我有一个ElasticSearch索引，用于存储电话交易（短信，彩信，电话等）及其相关费用。

这些文件的关键是MSISDN（ MSISDN =电话号码）。在我的应用程序中，我知道有一组用户。每个用户可以拥有一个或多个MSISDN。

以下是此类文件的映射：

"mappings" : {
      "cdr" : {
        "properties" : {
          "callDatetime" : {
            "type" : "long"
          },
          "callSource" : {
            "type" : "string"
          },
          "callType" : {
            "type" : "string"
          },
          "callZone" : {
            "type" : "string"
          },
          "calledNumber" : {
            "type" : "string"
          },
          "companyKey" : {
            "type" : "string"
          },
          "consumption" : {
            "properties" : {
              "data" : {
                "type" : "long"
              },
              "voice" : {
                "type" : "long"
              }
            }
          },
          "cost" : {
            "type" : "double"
          },
          "country" : {
            "type" : "string"
          },
          "included" : {
            "type" : "boolean"
          },
          "msisdn" : {
            "type" : "string"
          },
          "network" : {
            "type" : "string"
          }
        }
      }
    }

我的目标和问题：

我的目标是通过组进行 callType 检索费用的查询。但是ElasticSearch中没有表示组，只在我的PostgreSQL数据库中表示。

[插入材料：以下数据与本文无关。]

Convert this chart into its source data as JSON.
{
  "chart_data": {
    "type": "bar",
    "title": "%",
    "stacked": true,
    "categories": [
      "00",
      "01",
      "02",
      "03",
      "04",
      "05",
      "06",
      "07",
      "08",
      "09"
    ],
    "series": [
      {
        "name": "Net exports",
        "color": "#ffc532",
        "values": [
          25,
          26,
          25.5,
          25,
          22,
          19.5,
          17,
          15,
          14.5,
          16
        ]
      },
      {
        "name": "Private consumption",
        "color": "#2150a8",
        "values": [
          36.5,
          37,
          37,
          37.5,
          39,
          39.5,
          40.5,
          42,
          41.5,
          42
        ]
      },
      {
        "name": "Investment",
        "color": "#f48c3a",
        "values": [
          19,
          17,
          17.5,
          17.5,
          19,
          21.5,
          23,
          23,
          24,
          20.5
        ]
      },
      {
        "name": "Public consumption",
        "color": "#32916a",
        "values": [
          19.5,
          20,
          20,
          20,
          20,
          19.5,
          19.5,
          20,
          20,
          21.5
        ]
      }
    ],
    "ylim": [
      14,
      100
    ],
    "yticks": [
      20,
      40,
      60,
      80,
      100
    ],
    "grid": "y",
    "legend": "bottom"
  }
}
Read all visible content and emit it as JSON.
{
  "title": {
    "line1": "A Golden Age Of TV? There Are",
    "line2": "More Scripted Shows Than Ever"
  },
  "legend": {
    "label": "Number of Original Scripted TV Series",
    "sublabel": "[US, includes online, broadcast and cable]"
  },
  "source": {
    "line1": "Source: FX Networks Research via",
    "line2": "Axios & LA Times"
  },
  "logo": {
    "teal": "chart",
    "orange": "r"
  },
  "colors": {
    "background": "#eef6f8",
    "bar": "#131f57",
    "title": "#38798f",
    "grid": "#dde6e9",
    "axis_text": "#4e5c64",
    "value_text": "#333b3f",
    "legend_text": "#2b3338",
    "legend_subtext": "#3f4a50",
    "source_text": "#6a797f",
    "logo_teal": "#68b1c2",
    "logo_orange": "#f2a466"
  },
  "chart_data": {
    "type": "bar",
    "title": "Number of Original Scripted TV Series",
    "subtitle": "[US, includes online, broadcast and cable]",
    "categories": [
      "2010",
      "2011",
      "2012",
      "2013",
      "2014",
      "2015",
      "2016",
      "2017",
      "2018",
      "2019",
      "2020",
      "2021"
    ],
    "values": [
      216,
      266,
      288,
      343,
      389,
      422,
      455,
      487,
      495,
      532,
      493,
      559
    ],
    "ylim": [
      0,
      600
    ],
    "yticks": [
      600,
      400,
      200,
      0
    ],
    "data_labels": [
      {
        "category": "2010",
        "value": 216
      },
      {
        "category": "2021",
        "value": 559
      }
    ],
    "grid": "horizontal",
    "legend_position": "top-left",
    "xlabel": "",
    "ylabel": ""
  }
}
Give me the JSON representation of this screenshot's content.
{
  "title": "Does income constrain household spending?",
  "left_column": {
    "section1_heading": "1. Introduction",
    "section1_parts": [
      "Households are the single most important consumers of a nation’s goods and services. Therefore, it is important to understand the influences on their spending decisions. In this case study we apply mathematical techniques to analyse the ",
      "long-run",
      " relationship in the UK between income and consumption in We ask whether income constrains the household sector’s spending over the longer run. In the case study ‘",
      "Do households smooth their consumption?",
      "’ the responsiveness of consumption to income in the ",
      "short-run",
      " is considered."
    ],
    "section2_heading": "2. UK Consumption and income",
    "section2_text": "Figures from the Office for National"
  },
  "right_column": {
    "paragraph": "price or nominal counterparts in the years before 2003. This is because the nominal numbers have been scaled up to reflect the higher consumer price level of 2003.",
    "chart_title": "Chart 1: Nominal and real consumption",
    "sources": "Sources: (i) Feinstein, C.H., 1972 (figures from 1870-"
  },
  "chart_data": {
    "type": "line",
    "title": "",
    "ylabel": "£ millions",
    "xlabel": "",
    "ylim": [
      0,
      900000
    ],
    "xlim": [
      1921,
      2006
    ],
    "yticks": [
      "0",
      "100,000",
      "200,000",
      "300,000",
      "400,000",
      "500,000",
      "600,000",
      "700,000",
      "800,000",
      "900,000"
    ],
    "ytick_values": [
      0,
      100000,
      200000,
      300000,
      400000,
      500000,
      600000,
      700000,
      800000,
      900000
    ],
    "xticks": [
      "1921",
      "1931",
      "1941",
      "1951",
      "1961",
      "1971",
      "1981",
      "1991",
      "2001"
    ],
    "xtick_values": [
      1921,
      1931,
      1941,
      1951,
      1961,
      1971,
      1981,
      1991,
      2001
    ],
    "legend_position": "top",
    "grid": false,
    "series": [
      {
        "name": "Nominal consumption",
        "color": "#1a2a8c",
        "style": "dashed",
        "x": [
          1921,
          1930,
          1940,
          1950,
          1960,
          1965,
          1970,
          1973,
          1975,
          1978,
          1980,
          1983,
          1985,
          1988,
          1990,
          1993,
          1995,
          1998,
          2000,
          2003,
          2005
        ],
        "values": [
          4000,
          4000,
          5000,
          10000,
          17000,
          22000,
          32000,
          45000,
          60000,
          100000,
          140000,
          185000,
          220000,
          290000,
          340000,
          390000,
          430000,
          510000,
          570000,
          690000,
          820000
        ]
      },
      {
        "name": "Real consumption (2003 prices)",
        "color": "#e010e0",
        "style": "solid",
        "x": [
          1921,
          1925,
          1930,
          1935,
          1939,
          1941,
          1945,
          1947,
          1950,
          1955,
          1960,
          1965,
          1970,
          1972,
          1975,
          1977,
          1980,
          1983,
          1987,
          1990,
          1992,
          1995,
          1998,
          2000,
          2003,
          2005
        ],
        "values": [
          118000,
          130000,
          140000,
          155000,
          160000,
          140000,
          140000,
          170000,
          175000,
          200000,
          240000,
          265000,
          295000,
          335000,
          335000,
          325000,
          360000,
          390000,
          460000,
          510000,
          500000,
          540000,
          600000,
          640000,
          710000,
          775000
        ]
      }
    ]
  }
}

因此，我将创建一个方法来检索每个现有组的所有MSISDN，并获得类似于String数组的列表，其中包含每个组中的每个MSISDN。

让我说我有类似的东西：

"msisdn_by_group" : [
    {
       "group1" : ["01111111111", "02222222222", "033333333333", "044444444444"]
    },
    {
       "group2" : ["05555555555","06666666666"]
    }
]

现在，我将使用它来生成Elasticsearch查询。我想使用聚合，即成本的总和，对于不同存储桶中的所有这些术语，然后再通过callType将其拆分。（制作叠加条形图）。

我尝试了几件事，但没有设法让它发挥作用（直方图，水桶，术语和总和主要是我正在玩的关键词）。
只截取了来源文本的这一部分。